A Secretaria da Educação comprou 71 mil quilos de carne da Indústria Frigorífica Norte de Minas, dos quais 17 mil foram entregues e distribuídos este mês para 580 escolas, segundo a assistente da Gerência de Alimentação Escolar da Secretaria, Carla Eliana de Alcântara. No último dia 19, merendeiras da escola Centro de Ensino 104, na cidade-satélite Recanto das Emas, a 30 quilômetros de Brasília, estranharam a aparência da carne, que seria servida a 1.700 alunos.
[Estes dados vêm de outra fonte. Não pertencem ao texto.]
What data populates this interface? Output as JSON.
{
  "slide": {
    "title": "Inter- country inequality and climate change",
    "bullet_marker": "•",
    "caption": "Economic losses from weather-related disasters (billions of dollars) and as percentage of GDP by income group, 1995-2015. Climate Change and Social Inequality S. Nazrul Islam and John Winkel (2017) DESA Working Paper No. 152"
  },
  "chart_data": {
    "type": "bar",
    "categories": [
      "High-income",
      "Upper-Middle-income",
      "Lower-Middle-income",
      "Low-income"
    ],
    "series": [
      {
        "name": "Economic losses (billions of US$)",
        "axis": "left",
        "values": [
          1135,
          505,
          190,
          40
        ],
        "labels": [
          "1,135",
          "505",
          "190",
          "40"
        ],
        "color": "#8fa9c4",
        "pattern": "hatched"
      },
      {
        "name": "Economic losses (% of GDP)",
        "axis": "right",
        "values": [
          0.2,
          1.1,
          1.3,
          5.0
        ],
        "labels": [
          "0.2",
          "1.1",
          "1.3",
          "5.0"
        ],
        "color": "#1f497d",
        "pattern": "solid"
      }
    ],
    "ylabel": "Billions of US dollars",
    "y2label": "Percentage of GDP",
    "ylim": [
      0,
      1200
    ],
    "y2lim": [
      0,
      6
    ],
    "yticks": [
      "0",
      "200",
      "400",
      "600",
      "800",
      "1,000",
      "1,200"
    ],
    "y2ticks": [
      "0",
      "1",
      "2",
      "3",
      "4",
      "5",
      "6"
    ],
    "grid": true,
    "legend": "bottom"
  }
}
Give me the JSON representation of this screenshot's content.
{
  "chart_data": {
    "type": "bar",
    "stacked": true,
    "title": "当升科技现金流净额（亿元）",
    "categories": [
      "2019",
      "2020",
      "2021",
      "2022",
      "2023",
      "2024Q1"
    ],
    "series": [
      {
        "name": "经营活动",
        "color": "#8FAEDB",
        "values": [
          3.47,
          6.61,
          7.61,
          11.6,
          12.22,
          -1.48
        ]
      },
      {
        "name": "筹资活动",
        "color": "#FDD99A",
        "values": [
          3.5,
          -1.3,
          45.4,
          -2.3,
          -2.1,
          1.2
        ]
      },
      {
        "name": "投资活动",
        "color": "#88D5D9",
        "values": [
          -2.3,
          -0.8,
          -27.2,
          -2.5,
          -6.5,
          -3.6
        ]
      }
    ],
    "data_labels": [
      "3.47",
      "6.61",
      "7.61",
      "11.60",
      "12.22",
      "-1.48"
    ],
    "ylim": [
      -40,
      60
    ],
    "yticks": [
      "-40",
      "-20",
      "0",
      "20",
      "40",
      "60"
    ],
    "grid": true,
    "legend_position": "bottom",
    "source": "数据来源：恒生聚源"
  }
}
‘‘A carne está interditada’’, disse ontem Carla de Alcântara. Segundo ela, amostras do produto distribuído às demais escolas serão submetidas a exames. Enquanto houver dúvidas quanto à qualidade da carne, os cerca de 400 mil alunos da rede pública vão comer frango e ovos para suprir a necessidade de proteínas.
O médico veterinário responsável pelo frigorífico, Ezio Fabri dos Anjos, disse que o exame de contraprova feito na amostra de 70 quilos de carne não detectou a contaminação. Hoje ele estará em Brasília para acompanhar os exames em outras amostras. Segundo Anjos, mesmo que a carne estivesse infectada, o fato de ser congelada impede qualquer contaminação dos consumidores. ‘‘O comprometimento da saúde pública é inexistente’’, garantiu.